By Rory L. Aronsky | February 9, 2006

Atansio doesn’t know why he’s thinking of his brother-in-law, Edmilson Andre, mowing the grounds at the Jockey Club horse track. The w***e he spent his last birthday with is also in his mind, though she’s an enigma too. That’s good for us as we are treated to deep, rich Brazilian cinematography by Rodrigo Monte and a wry tale by writer/director Anne Pinheiro Gumarães. Atansio’s small apartment, cigarette smoke blown at the ceiling which actually makes the ceiling look brighter, and his stroll through the city show him at odds with himself. Maybe he wants something from his brother-in-law. Money. He might see success in what Edmilson does there. There could be an opportunity there for him.

Gumarães doesn’t allow us to rest during “Desejo” and thankfully so. The race track looks too big for one person to mow, and Louis Armstrong’s “What a Wonderful World” is ironically played on the soundtrack.
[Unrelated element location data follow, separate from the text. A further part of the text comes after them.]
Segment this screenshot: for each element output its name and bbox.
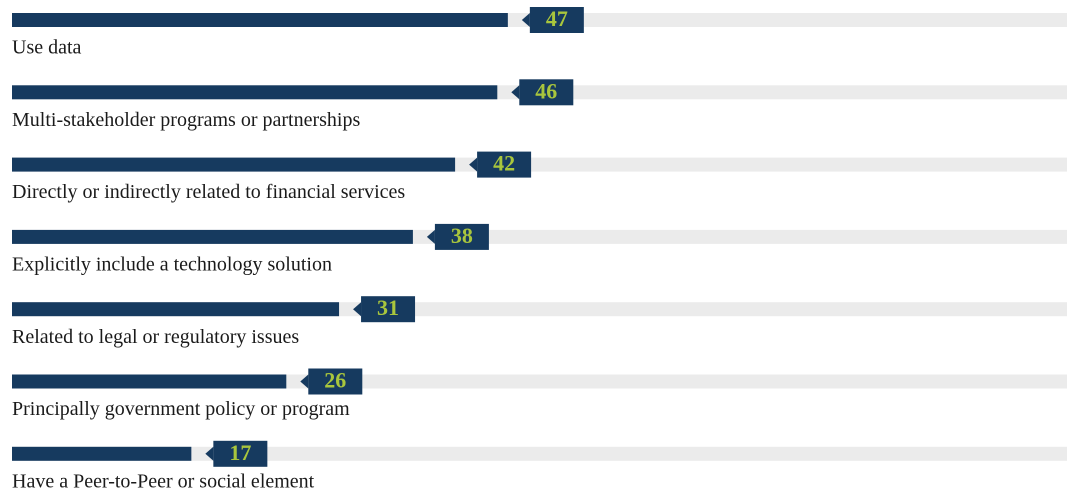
bar-track <box>12 446 1067 461</box>
value-box <box>361 296 416 323</box>
category-label: Related to legal or regulatory issues <box>12 326 299 348</box>
bar <box>12 157 456 172</box>
value-pointer <box>511 85 520 100</box>
category-label: Have a Peer-to-Peer or social element <box>12 470 315 492</box>
bar <box>12 374 287 389</box>
value-box <box>434 223 489 250</box>
category-label: Explicitly include a technology solution <box>12 253 332 275</box>
value-box <box>529 7 584 33</box>
value-box <box>477 151 532 178</box>
bar <box>12 446 192 461</box>
value-pointer <box>521 13 530 27</box>
value-pointer <box>426 229 435 244</box>
value-label: 46 <box>535 78 557 103</box>
category-label: Multi-stakeholder programs or partnershi… <box>12 109 360 131</box>
category-label: Directly or indirectly related to financ… <box>12 181 405 203</box>
value-label: 26 <box>324 368 346 393</box>
value-label: 38 <box>451 223 473 248</box>
bar <box>12 302 340 317</box>
value-pointer <box>300 374 309 389</box>
category-label: Use data <box>12 37 82 59</box>
value-label: 17 <box>229 440 251 465</box>
value-pointer <box>353 302 362 317</box>
value-pointer <box>469 157 478 172</box>
value-box <box>308 368 363 395</box>
bar <box>12 85 498 100</box>
value-pointer <box>205 446 214 461</box>
value-label: 31 <box>377 295 399 320</box>
value-box <box>519 79 574 106</box>
bar <box>12 229 413 244</box>
value-label: 42 <box>493 151 515 176</box>
value-box <box>213 440 268 467</box>
category-label: Principally government policy or program <box>12 398 350 420</box>
value-label: 47 <box>546 6 568 31</box>
bar <box>12 13 508 27</box>
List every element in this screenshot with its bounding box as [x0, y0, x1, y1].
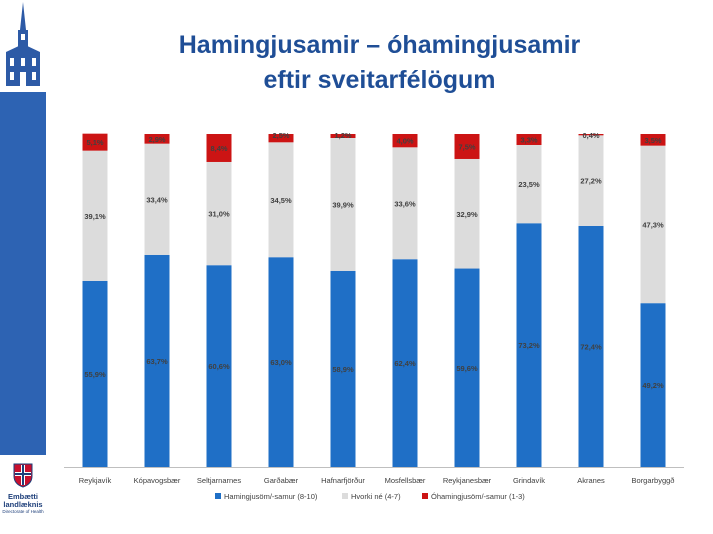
bar-segment-3-7	[454, 134, 480, 159]
bar-segment-2-8	[516, 144, 542, 224]
data-label-1-4: 63,0%	[270, 358, 292, 367]
bar-segment-3-6	[392, 134, 418, 148]
logo-name-line1: Embætti	[8, 492, 38, 501]
bar-segment-1-7	[454, 268, 480, 467]
data-label-3-9: 0,4%	[582, 131, 599, 140]
bar-segment-2-9	[578, 135, 604, 226]
bar-segment-3-8	[516, 134, 542, 145]
data-label-2-10: 47,3%	[642, 220, 664, 229]
data-label-1-6: 62,4%	[394, 359, 416, 368]
data-label-1-2: 63,7%	[146, 357, 168, 366]
data-label-2-8: 23,5%	[518, 180, 540, 189]
data-label-1-9: 72,4%	[580, 342, 602, 351]
x-tick-label-6: Mosfellsbær	[385, 476, 426, 485]
title-line-2: eftir sveitarfélögum	[263, 66, 496, 94]
bar-segment-1-1	[82, 280, 108, 467]
bar-segment-1-6	[392, 259, 418, 467]
x-tick-label-9: Akranes	[577, 476, 605, 485]
data-label-3-6: 4,0%	[396, 137, 413, 146]
data-label-1-5: 58,9%	[332, 365, 354, 374]
data-label-1-7: 59,6%	[456, 364, 478, 373]
bar-segment-3-9	[578, 134, 604, 136]
embaetti-landlaeknis-logo: Embætti landlæknis Directorate of Health	[0, 462, 46, 532]
data-label-2-7: 32,9%	[456, 210, 478, 219]
bar-segment-3-5	[330, 134, 356, 138]
bar-segment-1-10	[640, 303, 666, 467]
church-illustration	[0, 0, 46, 92]
bar-segment-1-3	[206, 265, 232, 467]
legend-label-2: Hvorki né (4-7)	[351, 492, 401, 501]
bar-segment-2-4	[268, 142, 294, 258]
bar-segment-3-2	[144, 134, 170, 144]
x-tick-label-7: Reykjanesbær	[443, 476, 492, 485]
data-label-3-7: 7,5%	[458, 142, 475, 151]
data-label-3-2: 2,9%	[148, 135, 165, 144]
legend-label-3: Óhamingjusöm/-samur (1-3)	[431, 492, 525, 501]
data-label-2-6: 33,6%	[394, 199, 416, 208]
bar-segment-2-5	[330, 137, 356, 271]
bar-segment-1-4	[268, 257, 294, 467]
bar-segment-2-3	[206, 161, 232, 266]
data-label-1-10: 49,2%	[642, 381, 664, 390]
data-label-3-5: 1,2%	[334, 131, 351, 140]
bar-segment-1-2	[144, 254, 170, 467]
bar-segment-3-10	[640, 134, 666, 146]
bar-segment-1-8	[516, 223, 542, 467]
title-line-1: Hamingjusamir – óhamingjusamir	[178, 31, 581, 59]
logo-subtitle: Directorate of Health	[2, 509, 44, 514]
data-label-2-3: 31,0%	[208, 210, 230, 219]
bar-segment-2-6	[392, 147, 418, 260]
data-label-2-4: 34,5%	[270, 196, 292, 205]
x-tick-label-2: Kópavogsbær	[134, 476, 181, 485]
bar-segment-3-3	[206, 134, 232, 162]
x-tick-label-1: Reykjavík	[79, 476, 112, 485]
data-label-2-9: 27,2%	[580, 177, 602, 186]
coat-of-arms-icon	[13, 463, 33, 488]
legend-swatch-1	[215, 493, 221, 499]
bar-segment-1-9	[578, 225, 604, 467]
x-tick-label-10: Borgarbyggð	[632, 476, 675, 485]
data-label-1-8: 73,2%	[518, 341, 540, 350]
data-label-3-8: 3,3%	[520, 135, 537, 144]
legend-swatch-2	[342, 493, 348, 499]
bar-segment-3-4	[268, 134, 294, 143]
legend-swatch-3	[422, 493, 428, 499]
bar-segment-1-5	[330, 270, 356, 467]
data-label-2-1: 39,1%	[84, 212, 106, 221]
data-label-3-4: 2,5%	[272, 131, 289, 140]
data-label-3-1: 5,1%	[86, 138, 103, 147]
bar-segment-2-1	[82, 150, 108, 281]
x-tick-label-3: Seltjarnarnes	[197, 476, 241, 485]
bar-segment-2-7	[454, 158, 480, 269]
data-label-1-1: 55,9%	[84, 370, 106, 379]
legend-label-1: Hamingjusöm/-samur (8-10)	[224, 492, 318, 501]
data-label-1-3: 60,6%	[208, 362, 230, 371]
logo-name-line2: landlæknis	[3, 500, 43, 509]
page-title: Hamingjusamir – óhamingjusamir eftir sve…	[46, 28, 713, 98]
bar-segment-3-1	[82, 133, 108, 151]
x-tick-label-4: Garðabær	[264, 476, 299, 485]
data-label-3-10: 3,5%	[644, 136, 661, 145]
data-label-3-3: 8,4%	[210, 144, 227, 153]
data-label-2-5: 39,9%	[332, 200, 354, 209]
x-tick-label-8: Grindavík	[513, 476, 545, 485]
data-label-2-2: 33,4%	[146, 195, 168, 204]
x-tick-label-5: Hafnarfjörður	[321, 476, 365, 485]
bar-segment-2-2	[144, 143, 170, 255]
bar-segment-2-10	[640, 145, 666, 304]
Atansio keeps moving from thought to thought His job as the doorman at an apartment is a dead end, so maybe he wants a new life. There’s never major action in his life, and Guamarães highlights this in a scene where he alarms a stout gray-haired woman by playing to her fear in telling her that he’d rather fall back from shock than from a third story window. Upstairs, she shuts out the light from her windows out of fear of accidentally falling from the third story and lives happily with her parrot, among an insane number of plants. It looks like a new rainforest in there.
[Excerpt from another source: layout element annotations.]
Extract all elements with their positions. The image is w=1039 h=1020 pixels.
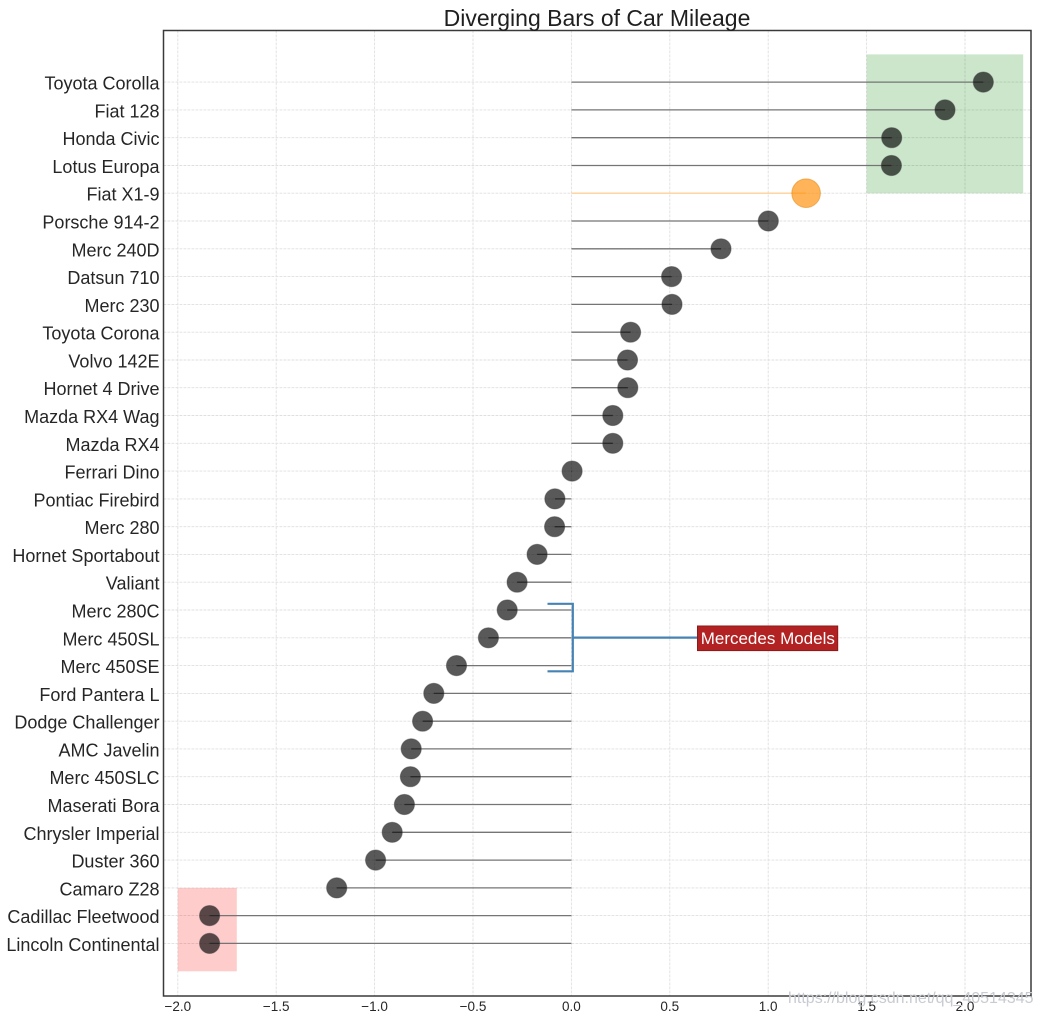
svg-text:−0.5: −0.5 <box>460 999 487 1014</box>
svg-text:Diverging Bars of Car Mileage: Diverging Bars of Car Mileage <box>444 5 751 31</box>
svg-text:Honda Civic: Honda Civic <box>62 129 159 149</box>
svg-text:Merc 240D: Merc 240D <box>71 240 159 260</box>
svg-text:Chrysler Imperial: Chrysler Imperial <box>23 824 159 844</box>
svg-text:Mazda RX4: Mazda RX4 <box>65 435 159 455</box>
svg-text:−1.0: −1.0 <box>361 999 388 1014</box>
svg-text:Cadillac Fleetwood: Cadillac Fleetwood <box>7 907 159 927</box>
svg-text:−1.5: −1.5 <box>263 999 290 1014</box>
svg-text:Hornet Sportabout: Hornet Sportabout <box>12 546 159 566</box>
svg-text:Merc 230: Merc 230 <box>84 296 159 316</box>
svg-text:Porsche 914-2: Porsche 914-2 <box>42 213 159 233</box>
svg-text:1.5: 1.5 <box>857 999 876 1014</box>
svg-text:Fiat 128: Fiat 128 <box>94 101 159 121</box>
svg-text:Camaro Z28: Camaro Z28 <box>59 879 159 899</box>
svg-text:Toyota Corolla: Toyota Corolla <box>44 74 160 94</box>
svg-text:2.0: 2.0 <box>956 999 975 1014</box>
svg-text:AMC Javelin: AMC Javelin <box>58 740 159 760</box>
svg-text:Merc 280: Merc 280 <box>84 518 159 538</box>
svg-text:Volvo 142E: Volvo 142E <box>68 352 159 372</box>
svg-text:Duster 360: Duster 360 <box>71 852 159 872</box>
svg-text:Mercedes Models: Mercedes Models <box>701 629 835 648</box>
svg-text:Datsun 710: Datsun 710 <box>67 268 159 288</box>
svg-text:Valiant: Valiant <box>106 574 160 594</box>
svg-text:Ferrari Dino: Ferrari Dino <box>64 463 159 483</box>
svg-text:Fiat X1-9: Fiat X1-9 <box>86 185 159 205</box>
svg-text:0.5: 0.5 <box>660 999 679 1014</box>
svg-text:Merc 450SLC: Merc 450SLC <box>49 768 159 788</box>
svg-text:Merc 450SL: Merc 450SL <box>62 629 159 649</box>
svg-text:Ford Pantera L: Ford Pantera L <box>39 685 159 705</box>
svg-text:Lincoln Continental: Lincoln Continental <box>6 935 159 955</box>
svg-text:Dodge Challenger: Dodge Challenger <box>14 713 159 733</box>
svg-text:1.0: 1.0 <box>759 999 778 1014</box>
svg-text:Pontiac Firebird: Pontiac Firebird <box>33 490 159 510</box>
svg-text:Maserati Bora: Maserati Bora <box>47 796 160 816</box>
svg-text:Merc 280C: Merc 280C <box>71 602 159 622</box>
svg-text:Toyota Corona: Toyota Corona <box>42 324 160 344</box>
svg-text:Lotus Europa: Lotus Europa <box>52 157 160 177</box>
svg-text:Merc 450SE: Merc 450SE <box>60 657 159 677</box>
svg-text:https://blog.csdn.net/qq_40514: https://blog.csdn.net/qq_40514345 <box>788 990 1034 1007</box>
svg-text:Mazda RX4 Wag: Mazda RX4 Wag <box>24 407 159 427</box>
svg-text:Hornet 4 Drive: Hornet 4 Drive <box>43 379 159 399</box>
svg-text:−2.0: −2.0 <box>164 999 191 1014</box>
svg-text:0.0: 0.0 <box>562 999 581 1014</box>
Gumarães is not into easy answers. To her, there are no easy answers when it comes to trying to figure someone out. If the study of a person is done right, then an audience keeps asking questions as they are watching. There is no idleness, even with a scene where Atansio goes to the corner bar for toast and coffee with lots of sugar. She is also fond of the ominiscent narrator from books, as the story of Atansio is told in voiceover, as he goes from place to place, with the voice following and announcing Atansio’s intentions. Wagner Moura, who plays Atansio, also has one of those conflicted faces. He looks leisurely and he could also be stupid, but he could also be shrewd and calculating. Atansio’s only true trait is his determination. The rest of this worthy journey is up to us.